What I resented most , however, was the fact that some of my peers who were demonstrating also had to work to keep themselves in school. They also bore the weight of their own future and a nation’s history. Their families’ livelihood also balanced on the investment in this education. But they went out anyway because they couldn’t not. Although financially similar, I could afford to choose my progress over the movement’s. What I thought was anger and resentment was actually the familiar shame of my whiteness. The inventory of adversity I was keeping was just to protect me and justify my self-oriented lifestyle.

I abandoned my foundational friends. I chose my whiteness and the privileges it allotted me above my friends that had shaped me, taught me, listened to me, loved me. They were two babies or jail sentences deep, and I hadn’t talk to them since I learned how to code switch to academia and cashed in my whiteness. I was fake. I was a flake. I was white.

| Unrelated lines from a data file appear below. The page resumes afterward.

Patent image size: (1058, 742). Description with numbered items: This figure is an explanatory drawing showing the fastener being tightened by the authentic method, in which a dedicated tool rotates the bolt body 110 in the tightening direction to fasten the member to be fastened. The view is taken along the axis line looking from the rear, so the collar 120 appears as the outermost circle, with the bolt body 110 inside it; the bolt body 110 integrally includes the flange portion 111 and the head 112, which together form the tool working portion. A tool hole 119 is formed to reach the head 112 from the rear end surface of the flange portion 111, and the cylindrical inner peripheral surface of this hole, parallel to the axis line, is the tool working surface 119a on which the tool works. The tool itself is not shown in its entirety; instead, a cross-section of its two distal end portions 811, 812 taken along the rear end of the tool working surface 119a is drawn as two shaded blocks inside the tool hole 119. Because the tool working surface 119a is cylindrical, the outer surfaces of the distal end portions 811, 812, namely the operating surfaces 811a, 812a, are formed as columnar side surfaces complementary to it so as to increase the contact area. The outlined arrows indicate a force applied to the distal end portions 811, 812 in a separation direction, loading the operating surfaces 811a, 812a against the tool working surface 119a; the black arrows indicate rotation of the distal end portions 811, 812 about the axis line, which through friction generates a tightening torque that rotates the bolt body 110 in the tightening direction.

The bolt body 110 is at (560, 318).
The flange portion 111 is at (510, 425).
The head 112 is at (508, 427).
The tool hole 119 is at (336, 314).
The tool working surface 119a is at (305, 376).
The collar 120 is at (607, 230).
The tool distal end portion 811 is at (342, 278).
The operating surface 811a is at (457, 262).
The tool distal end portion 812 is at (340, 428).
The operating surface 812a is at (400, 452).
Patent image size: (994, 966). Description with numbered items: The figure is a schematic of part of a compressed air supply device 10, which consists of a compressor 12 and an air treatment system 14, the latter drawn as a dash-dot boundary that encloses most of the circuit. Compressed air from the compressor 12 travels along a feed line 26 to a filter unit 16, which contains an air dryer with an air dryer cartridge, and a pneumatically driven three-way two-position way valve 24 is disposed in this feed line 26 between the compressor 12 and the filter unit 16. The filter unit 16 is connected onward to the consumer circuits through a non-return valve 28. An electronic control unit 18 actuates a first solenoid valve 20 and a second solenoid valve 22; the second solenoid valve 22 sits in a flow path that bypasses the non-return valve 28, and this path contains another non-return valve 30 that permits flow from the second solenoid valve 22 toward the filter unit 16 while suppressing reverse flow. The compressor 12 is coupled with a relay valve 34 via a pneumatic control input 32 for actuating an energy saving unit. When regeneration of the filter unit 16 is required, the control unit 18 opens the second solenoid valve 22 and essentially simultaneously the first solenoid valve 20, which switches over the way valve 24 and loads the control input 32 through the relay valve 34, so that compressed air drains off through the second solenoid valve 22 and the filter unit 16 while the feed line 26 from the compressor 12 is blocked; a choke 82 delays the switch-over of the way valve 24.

I now hold more empathy for my younger self now. I see clearly the dichotomy I created (between advocating for the liberation of others versus my own) is false. Also, having lived through more years and experienced more people, I’ve learned this polarized thinking isn’t unique to me or white people. Years of studying psychology has taught me this: we’re more alike than we are different. Black or white, we grew up in a culture that values and thus rewards individualism and independence. We learn “success” means to “get ours”. This leaves feeling many of us— especially without solid home lives— feeling valueless, lonely, unseen. We need to work to prove our worthiness, but society gobbles up our time without giving us just enough to sustain us to the next day, when we can do it all again.

Thus, there seems to be no time to “work” for someone else. This is the problem, though, of deep unhealthy psychology such as hyper-individualism or depression. The “cures” require exactly that which the diseases prevent. People struggling with depression need to get up, eat, exercise, socialize, do acts of service, shower; depression, though, renders them nearly catatonic, lethargic, without appetite, anti-social, self-oriented. Individualism is a lie that must be countered with community and time and space and honesty; it devours community, time, space, and honesty and promotes isolation, efficiency, and self-aggrandizement.

I am not free while any woman is unfree,” activist and author Audre Lorde declared. This first half of the sentence is more often quoted than the second: “Even when her shackles are very different from my own.” We must reconfigure the entire system. Regardless of the demographics of the oppressed, oppression will continue as long as a hierarchical system scaffolded on historical inequality persists. Throughout the era of modern nation-states they teach us in school, we’ve been playing, as a globe, King of the Hill. At any moment, we can be the one on top, and you can just as quickly become again the one on the bottom. We can never be confident in our position while the game persists unless we do one of two things: 1. Resign ourselves to the bottom rank, out of which no one will try to knock us, or 2. STOP THE GAME ALTOGETHER.

We have stakes in any conversation for freedom, for equality, for ourselves or our peers. The fight is for humanity, and we all benefit from acting more humanely.